Check each of the parts.
Because its an ordered list you can determine what parts are missing and if a section doesn't match any pattern it is malformed. Here the parts and patterns have a 1 to 1 ratio. Two arrays instead of a dictionary enforces the order.
Ignored and required files can be listed. The . and .. files should probably be ignored automatically. The user should be allowed to input "globs" which can be shell expanded. I'm thinking here of svn:ignore properties, but globbing is natural for listing files.
Here start_dir would be default to the current directory but if you wanted a single file to run automated testing of a bunch of directories this would be useful.
The real loose end here is the path template and along the same lines what path is required for "valid files". I really couldn't come up with a solid idea without writing one large regular expression and taking groups from it... to build a template. It felt a lot like writing a TextMate language grammar. But that starts to stray on the ease of use.
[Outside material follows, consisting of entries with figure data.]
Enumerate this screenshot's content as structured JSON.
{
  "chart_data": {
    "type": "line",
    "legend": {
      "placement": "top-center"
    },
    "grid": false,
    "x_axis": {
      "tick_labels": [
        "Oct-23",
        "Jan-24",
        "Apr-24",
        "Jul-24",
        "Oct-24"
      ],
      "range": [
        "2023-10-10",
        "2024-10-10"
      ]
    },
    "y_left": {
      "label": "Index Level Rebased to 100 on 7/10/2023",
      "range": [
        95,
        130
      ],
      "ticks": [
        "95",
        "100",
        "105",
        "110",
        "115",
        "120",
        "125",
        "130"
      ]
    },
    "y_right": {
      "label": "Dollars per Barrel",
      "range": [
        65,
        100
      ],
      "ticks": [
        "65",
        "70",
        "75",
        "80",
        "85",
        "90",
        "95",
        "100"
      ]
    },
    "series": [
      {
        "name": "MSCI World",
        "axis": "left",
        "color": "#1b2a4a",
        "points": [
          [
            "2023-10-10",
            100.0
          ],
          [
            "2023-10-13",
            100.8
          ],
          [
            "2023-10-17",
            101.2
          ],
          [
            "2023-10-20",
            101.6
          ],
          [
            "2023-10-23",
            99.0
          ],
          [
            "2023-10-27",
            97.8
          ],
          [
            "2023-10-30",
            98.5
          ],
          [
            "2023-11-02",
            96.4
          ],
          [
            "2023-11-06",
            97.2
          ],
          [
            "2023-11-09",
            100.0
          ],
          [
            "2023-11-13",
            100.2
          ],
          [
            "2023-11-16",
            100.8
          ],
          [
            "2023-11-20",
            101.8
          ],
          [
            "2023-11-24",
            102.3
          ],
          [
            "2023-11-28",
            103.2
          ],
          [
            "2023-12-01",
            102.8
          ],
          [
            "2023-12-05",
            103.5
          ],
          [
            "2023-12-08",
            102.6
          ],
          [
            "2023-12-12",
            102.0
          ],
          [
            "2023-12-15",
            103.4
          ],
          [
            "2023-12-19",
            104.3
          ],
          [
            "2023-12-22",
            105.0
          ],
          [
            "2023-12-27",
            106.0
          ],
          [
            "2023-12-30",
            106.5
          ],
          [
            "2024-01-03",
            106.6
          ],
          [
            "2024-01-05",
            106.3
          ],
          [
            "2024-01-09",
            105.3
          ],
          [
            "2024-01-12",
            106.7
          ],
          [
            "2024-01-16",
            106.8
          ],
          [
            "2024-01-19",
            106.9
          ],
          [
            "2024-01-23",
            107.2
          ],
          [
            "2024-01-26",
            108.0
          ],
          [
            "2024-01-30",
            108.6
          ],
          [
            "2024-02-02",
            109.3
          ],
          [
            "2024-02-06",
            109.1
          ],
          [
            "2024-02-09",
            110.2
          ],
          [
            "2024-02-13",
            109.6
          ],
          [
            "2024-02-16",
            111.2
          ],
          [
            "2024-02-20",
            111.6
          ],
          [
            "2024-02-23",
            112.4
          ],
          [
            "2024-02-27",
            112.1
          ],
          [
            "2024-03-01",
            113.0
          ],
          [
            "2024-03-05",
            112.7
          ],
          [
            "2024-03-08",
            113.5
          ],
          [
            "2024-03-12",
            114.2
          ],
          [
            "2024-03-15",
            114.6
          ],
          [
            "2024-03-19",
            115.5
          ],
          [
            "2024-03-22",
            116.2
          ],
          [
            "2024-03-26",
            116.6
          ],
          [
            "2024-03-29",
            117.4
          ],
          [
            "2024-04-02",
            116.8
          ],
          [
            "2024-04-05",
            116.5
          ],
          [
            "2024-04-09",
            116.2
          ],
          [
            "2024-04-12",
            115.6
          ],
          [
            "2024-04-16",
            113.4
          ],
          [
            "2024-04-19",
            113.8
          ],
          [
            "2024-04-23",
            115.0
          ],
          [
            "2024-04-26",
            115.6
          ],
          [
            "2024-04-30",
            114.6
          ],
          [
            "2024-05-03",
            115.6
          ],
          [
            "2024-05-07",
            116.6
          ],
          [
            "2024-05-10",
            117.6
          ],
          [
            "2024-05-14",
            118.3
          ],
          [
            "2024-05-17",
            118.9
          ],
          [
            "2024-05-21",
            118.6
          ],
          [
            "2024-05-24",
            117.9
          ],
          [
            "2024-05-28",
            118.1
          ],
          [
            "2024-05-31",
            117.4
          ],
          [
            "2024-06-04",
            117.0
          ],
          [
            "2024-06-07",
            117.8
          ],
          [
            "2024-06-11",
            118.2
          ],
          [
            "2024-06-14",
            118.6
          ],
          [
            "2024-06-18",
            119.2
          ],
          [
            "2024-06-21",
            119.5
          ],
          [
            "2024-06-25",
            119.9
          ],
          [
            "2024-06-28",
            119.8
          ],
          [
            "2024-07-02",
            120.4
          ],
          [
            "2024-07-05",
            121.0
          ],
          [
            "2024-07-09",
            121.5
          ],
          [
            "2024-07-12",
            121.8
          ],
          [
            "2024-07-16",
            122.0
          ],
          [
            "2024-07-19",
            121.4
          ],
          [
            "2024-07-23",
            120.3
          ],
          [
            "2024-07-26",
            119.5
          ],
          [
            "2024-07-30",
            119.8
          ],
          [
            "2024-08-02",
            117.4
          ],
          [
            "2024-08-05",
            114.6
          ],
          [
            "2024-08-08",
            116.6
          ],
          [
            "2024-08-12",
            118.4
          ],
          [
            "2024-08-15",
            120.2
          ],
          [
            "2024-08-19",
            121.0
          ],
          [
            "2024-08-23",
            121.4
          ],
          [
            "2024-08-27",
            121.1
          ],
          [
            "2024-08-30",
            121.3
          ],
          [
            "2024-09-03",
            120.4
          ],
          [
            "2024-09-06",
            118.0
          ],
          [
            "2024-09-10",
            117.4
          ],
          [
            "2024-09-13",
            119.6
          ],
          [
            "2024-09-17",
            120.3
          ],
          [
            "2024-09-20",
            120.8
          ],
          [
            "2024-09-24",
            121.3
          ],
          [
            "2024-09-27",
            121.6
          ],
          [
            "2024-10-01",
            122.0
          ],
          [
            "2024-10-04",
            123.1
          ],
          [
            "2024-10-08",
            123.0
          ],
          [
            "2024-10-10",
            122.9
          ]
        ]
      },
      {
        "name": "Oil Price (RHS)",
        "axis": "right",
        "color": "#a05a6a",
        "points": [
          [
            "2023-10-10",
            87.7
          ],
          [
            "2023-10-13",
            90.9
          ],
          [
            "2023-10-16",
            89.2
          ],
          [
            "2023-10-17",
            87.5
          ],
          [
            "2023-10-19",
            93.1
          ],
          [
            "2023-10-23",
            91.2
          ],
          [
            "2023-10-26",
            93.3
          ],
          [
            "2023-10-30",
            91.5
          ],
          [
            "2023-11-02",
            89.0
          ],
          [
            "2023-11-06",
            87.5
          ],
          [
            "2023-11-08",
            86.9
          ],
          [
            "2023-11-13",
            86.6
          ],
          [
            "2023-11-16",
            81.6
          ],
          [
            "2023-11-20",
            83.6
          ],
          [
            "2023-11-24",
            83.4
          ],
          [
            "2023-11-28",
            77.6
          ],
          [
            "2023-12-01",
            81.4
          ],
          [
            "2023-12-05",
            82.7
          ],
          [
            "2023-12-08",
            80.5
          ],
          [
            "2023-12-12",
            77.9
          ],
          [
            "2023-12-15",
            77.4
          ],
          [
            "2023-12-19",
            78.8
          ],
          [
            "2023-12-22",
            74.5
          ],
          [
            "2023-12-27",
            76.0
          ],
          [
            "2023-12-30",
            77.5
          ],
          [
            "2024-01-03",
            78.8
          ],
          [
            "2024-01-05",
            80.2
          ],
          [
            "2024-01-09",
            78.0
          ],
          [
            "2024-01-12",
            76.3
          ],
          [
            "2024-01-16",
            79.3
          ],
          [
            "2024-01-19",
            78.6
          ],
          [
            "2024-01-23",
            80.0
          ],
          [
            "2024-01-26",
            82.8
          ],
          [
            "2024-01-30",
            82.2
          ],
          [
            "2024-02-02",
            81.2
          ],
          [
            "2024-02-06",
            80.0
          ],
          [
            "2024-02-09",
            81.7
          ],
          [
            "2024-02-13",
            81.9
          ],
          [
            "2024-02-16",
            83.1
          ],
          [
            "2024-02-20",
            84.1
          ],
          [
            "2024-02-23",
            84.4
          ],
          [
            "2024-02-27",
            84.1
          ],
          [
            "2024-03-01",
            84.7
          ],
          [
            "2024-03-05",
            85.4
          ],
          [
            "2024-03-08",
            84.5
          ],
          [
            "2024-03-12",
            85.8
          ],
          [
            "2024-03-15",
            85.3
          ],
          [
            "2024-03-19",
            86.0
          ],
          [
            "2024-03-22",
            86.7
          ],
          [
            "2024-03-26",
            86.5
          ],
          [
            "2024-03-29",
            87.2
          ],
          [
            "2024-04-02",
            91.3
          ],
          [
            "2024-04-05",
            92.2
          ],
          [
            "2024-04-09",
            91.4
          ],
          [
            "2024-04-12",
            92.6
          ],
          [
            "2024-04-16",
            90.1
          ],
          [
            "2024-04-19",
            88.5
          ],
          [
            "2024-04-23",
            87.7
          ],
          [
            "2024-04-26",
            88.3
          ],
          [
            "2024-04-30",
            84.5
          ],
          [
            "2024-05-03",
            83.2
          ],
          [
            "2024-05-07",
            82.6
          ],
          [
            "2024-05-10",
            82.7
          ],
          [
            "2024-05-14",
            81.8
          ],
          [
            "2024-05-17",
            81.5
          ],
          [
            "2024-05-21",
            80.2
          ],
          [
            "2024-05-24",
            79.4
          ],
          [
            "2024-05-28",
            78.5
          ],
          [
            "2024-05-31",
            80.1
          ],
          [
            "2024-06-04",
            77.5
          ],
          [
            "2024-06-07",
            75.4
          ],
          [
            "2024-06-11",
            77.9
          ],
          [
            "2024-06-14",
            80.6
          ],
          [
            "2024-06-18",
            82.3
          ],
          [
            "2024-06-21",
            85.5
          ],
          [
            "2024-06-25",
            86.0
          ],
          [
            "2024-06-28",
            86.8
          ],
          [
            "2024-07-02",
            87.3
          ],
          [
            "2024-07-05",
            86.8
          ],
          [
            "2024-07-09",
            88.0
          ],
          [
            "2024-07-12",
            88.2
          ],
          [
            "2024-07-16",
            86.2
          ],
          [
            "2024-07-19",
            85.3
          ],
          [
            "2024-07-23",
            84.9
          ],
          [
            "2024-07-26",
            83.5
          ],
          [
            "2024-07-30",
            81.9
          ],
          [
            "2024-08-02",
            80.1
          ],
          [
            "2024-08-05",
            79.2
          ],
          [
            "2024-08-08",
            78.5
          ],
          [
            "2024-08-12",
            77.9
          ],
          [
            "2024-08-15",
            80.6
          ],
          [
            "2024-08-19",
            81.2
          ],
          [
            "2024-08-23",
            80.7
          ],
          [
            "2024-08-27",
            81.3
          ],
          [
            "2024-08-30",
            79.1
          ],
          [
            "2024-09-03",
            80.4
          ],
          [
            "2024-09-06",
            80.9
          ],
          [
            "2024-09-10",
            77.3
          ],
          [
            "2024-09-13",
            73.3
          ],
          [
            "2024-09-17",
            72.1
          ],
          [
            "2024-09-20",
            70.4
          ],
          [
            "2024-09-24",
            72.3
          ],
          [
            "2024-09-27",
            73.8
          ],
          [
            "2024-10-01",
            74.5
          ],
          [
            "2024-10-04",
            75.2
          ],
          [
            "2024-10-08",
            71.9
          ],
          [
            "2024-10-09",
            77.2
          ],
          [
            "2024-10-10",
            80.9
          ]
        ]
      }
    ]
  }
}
The real problem was that the path template was not composed of parts, which makes sense but adds complexity.
Is this strategy in tune with what you were thinking of?
maybe you should take the approach of defaulting to: "the filename is correct" and work from there to disprove that statement:
with the fact that you only allow filenames with: 'show name', 'season number x episode number' and 'episode name', you know for certain that these items should be separated by a "-" (dash) so you have to have 2 of those for a filename to be correct.
if that checks out, you can use your code to check that the show name matches the show name as seen in the parent's parent folder (case insensitive i assume), the season number matches the parents folder numeric value (with or without an extra 0 prepended).
if however you don't see the correct amount of dashes you instantly know that there is something wrong and stop before the rest of the tests etc.
and separately you can check if the file folder.jpg exists and take the necessary actions. or do that first and filter that file from the rest of the files in that folder.